Last year HUF 1200 million was offered to the National Talent Programme by Hungarian taxpayers.
In Hungary, taxpayers have the option to decide about 2 per cent of their tax. One per cent can be given to foundations, NGOs, institutions and social organizations working for public benefit. Most people vote for organizations in their closer communities supporting educational, healthcare and cultural activities. The other one per cent can be given to registered religious communities and churches. Anyone who does not want to support any of those denominations may decide to instead support programmes of national importance that benefit the whole nation.

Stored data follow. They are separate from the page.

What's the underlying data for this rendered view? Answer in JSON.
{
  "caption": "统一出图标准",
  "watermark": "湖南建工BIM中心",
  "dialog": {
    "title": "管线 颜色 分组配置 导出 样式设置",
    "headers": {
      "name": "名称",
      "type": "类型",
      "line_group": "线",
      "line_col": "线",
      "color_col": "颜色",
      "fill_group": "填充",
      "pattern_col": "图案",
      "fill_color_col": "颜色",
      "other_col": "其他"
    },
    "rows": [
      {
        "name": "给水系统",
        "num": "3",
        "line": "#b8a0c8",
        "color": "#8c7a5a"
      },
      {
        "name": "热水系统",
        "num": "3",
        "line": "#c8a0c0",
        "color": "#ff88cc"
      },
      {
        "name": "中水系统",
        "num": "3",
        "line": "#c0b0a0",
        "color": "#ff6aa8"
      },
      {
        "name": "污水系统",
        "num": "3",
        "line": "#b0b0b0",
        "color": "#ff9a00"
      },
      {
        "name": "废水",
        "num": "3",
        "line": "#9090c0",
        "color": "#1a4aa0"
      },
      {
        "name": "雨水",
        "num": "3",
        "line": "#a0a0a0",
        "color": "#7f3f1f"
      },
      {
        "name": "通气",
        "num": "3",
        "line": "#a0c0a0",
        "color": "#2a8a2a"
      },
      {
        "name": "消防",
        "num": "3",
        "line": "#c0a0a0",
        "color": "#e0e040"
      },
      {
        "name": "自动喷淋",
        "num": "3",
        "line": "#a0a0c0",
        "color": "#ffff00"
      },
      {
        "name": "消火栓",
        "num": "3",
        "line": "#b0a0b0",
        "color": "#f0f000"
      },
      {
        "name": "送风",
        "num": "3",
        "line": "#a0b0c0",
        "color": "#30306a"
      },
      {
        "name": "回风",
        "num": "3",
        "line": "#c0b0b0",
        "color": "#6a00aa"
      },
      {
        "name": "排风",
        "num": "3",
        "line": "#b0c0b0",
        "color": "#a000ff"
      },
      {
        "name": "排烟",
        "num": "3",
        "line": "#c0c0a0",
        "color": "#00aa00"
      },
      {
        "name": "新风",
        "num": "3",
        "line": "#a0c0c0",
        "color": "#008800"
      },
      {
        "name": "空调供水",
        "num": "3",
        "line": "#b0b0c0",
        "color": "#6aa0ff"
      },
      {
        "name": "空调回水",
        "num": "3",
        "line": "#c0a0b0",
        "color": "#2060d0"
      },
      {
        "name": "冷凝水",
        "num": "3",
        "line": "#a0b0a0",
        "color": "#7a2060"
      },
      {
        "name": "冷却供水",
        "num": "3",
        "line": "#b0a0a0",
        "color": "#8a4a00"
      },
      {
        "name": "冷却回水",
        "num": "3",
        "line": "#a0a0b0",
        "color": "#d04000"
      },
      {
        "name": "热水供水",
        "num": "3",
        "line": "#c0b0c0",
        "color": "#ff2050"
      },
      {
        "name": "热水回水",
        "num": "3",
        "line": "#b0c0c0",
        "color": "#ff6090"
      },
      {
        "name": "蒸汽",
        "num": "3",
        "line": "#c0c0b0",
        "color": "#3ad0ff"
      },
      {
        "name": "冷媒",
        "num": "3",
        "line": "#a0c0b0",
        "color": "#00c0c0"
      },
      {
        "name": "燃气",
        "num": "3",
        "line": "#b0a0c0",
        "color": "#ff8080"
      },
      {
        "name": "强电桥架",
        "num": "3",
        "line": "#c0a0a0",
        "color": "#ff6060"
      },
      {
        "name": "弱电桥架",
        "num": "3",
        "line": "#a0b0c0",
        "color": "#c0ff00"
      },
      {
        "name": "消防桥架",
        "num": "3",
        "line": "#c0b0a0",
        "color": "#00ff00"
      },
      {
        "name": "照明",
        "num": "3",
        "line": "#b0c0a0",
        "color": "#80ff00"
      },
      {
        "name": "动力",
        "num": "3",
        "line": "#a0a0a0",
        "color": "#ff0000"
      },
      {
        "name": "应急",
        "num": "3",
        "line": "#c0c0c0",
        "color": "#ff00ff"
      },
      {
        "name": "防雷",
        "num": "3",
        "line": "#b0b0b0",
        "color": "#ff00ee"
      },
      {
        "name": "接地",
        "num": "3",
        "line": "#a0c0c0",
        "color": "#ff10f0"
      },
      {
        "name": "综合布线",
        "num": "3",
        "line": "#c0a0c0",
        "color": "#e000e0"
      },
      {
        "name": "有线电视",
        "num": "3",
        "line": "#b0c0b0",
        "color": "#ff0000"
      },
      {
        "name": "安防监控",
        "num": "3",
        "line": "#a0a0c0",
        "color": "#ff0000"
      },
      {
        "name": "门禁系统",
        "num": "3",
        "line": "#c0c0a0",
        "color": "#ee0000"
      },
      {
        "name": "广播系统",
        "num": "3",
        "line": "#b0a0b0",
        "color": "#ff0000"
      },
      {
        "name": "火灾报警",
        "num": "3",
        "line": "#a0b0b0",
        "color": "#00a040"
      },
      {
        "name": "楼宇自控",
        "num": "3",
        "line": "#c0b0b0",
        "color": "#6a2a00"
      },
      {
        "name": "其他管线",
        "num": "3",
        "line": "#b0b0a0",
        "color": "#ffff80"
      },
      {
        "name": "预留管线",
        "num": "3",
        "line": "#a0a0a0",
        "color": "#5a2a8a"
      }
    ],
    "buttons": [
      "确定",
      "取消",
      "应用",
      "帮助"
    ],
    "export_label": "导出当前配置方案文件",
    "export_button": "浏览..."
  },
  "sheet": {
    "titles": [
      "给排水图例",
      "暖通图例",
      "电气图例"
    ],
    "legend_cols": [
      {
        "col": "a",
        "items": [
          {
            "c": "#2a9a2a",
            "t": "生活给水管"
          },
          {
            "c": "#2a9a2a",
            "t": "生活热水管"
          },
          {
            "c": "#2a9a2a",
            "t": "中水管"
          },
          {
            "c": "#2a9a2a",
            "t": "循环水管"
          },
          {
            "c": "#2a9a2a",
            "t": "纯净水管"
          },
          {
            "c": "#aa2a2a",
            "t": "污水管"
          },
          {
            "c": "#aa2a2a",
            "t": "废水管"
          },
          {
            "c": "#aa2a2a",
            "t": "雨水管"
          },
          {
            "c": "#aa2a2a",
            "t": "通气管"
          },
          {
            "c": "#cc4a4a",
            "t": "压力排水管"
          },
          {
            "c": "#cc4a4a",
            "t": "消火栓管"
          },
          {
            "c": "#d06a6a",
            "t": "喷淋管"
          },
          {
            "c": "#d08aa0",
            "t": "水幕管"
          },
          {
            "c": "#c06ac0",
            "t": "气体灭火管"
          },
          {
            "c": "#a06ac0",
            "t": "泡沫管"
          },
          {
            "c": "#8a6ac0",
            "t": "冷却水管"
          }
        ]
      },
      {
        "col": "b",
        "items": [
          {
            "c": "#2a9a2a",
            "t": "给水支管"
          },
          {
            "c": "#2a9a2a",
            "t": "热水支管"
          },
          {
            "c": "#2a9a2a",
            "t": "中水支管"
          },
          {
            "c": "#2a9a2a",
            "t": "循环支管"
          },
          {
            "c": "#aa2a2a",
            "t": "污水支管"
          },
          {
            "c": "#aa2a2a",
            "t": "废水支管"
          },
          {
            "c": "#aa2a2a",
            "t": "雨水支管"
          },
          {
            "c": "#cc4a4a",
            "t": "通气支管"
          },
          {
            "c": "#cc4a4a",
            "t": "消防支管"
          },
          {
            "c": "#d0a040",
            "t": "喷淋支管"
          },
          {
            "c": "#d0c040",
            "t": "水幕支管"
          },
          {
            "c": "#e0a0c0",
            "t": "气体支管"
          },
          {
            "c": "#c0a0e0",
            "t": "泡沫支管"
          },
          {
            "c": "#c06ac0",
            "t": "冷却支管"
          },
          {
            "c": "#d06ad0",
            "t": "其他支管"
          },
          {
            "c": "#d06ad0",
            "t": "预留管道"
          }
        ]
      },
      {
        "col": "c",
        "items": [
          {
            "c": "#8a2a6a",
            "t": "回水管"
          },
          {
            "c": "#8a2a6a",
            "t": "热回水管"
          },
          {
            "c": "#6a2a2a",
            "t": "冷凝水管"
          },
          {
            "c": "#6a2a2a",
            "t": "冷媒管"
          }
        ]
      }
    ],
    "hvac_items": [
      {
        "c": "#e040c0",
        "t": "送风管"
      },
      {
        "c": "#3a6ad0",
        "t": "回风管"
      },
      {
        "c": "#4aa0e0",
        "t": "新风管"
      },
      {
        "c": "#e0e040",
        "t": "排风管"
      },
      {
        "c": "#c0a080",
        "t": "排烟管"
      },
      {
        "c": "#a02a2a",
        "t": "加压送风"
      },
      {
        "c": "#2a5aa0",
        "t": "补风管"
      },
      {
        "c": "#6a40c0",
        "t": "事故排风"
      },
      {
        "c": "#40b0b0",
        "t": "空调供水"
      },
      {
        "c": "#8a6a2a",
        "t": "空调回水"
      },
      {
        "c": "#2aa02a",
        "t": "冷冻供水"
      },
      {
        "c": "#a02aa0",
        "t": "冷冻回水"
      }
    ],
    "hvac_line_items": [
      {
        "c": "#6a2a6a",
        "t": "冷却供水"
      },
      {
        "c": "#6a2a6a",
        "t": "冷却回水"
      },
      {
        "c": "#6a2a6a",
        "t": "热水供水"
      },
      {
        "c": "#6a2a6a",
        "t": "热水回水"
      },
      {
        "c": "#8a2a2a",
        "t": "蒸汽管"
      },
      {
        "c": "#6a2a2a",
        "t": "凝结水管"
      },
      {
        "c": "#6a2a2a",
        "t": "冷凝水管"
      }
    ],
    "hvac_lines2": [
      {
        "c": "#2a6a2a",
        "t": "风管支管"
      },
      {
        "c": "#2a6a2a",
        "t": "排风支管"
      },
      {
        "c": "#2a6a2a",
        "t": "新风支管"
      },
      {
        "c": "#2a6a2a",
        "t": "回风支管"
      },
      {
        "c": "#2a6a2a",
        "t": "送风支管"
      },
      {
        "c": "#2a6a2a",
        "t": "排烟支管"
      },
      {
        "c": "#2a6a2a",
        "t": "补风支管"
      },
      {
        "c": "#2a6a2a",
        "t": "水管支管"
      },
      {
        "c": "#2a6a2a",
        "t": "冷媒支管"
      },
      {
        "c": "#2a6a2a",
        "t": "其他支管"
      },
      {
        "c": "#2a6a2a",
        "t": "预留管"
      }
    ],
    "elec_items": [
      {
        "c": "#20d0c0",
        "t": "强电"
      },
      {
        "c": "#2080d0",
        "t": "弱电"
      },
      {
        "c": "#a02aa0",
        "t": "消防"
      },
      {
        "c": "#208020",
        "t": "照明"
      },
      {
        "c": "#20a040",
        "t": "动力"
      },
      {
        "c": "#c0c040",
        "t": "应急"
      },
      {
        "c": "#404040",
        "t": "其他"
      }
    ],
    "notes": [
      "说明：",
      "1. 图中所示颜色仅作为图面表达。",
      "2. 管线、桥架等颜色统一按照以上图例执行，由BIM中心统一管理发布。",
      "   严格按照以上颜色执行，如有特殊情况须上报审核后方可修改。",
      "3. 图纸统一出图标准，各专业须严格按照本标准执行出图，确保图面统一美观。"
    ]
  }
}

The idea of the system is that – it costs the taxpayer nothing – each taxpayer may support important local and national activities.
Since 2008 the National Talent Programme has been one of those programmes, and the only one since 2011. The amount collected that way is doubled by the State.
In 2014, more than 320 thousand taxpayers offered the amount of HUF 1,217,721,031 (approx. EUR 4 million). That is slightly less than a year before, in keeping with the national trend of a drop in personal income tax.
The National Talent Programme was established by a decree of the Hungarian Parliament in 2008 for a period of 20 years. Under the initiative, hundreds of foundations, institutions and organizations help gifted youngsters all over Hungary and beyond the borders in the ethnic Hungarian regions of the neighbouring countries.